Role model
Eric Bogosian taps his dark side for his new novel, Wasted Beauty

In the Nasty Men Hall of Fame, Eric Bogosian's characters have their own room, if not their own wing. Ever since his days performing acerbic, aggressive solo shows in New York City (most famously Talk Radio), Bogosian has given voice to the male at his worst.
"Back when The Vagina Monologues was in vogue, people always told me I should write The Penis Monologues," he says. "I said, 'I did. I've been writing penis monologues since 1978.'"
In his new novel, Wasted Beauty (Simon & Schuster, $24), the protagonist Rena is surrounded by nasty men—a likely fate given her profession as a model. Her brother Billy is an alcoholic brute with crumbling sanity; her first boss, Frank, is a manipulative weasel. And then there's Rick. He's a middle-aged doctor who actively fantasizes about cheating on his wife, but only makes quarter-hearted attempts until Rena seduces him.
Bogosian says the novel was a collision of two ideas. Rena's character came from the research he did for an unproduced screenplay about Gia Carangi, the renowned model who died of AIDS in 1986. Rick came from, well, the author's status as middle-aged and married.
"I didn't go through the things that happened in the story, but I went through a lot of the attitudes in the story," says the 52-year-old writer, who has been married for 25 years. "I was rethinking the whole thing: 'What is this I'm in? How did I end up here?'"
Rena starts out as a rural New Yorker who heads into the city each week with her brother to sell apples. She wanders off one night while he's drunk in a bar, and Billy abandons her so he can continue his bender. After a rough first night alone in the city, a fashion photographer discovers her while she's walking down the street. Rena is then thrown into the milk-every-drop world of modeling, and she tumbles headlong into that scene's requisite drug use.

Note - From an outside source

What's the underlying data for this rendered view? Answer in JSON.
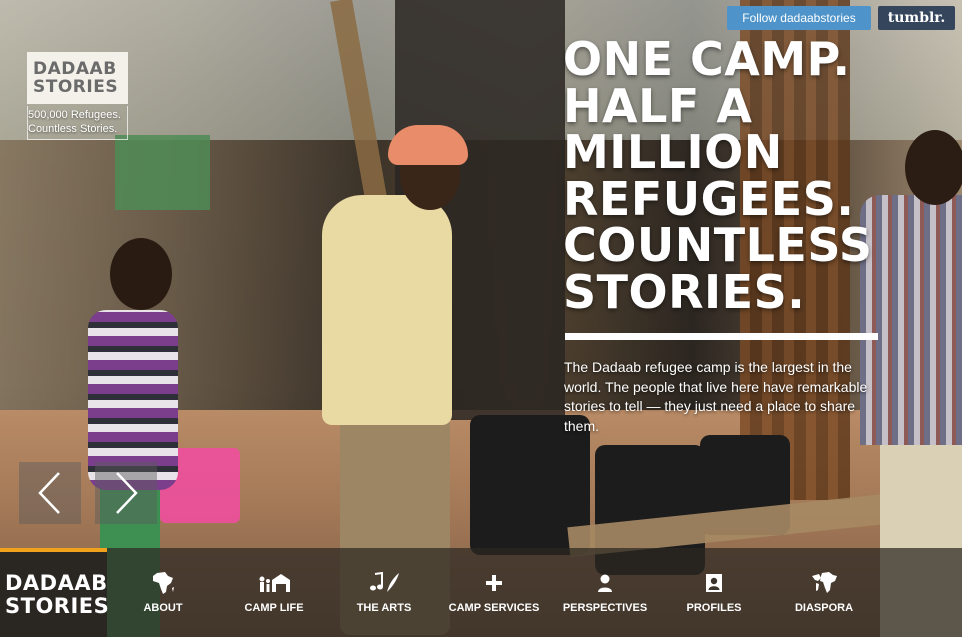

Putting Rena and Rick together—and watching them explore their fractured moralities—allows Bogosian to tease out some of the middle-aged attitudes and lusts without writing a strictly autobiographical character.
"I have nothing to do with even the characters behind the characters," he says. "I have sort of a public persona as this sort of cynical and dark person. And none of this is really true, but I play it really well."
It's true. On the phone, Bogosian is funny and amicable, a far cry from the antagonistic cad he readily assumes on stage or screen. He laughs while discussing his wife, theater director Jo Bonney. He says she's grown tired of all his talk of May-December eyeballing.
"My sexual fantasies, especially my sexual fantasies about young, gorgeous models, are about as interesting to her as my bowel movements," he says. "They're necessary, but she doesn't have to like them. The last few plays I've written, and this book, have been this purging that I have to get out of myself about these older guys and younger women. She asks me, 'Are you going to be done with this theme pretty soon?'"
Bogosian will read from Wasted Beauty at Barbara's Bookstore on Monday 9 at 7:30pm.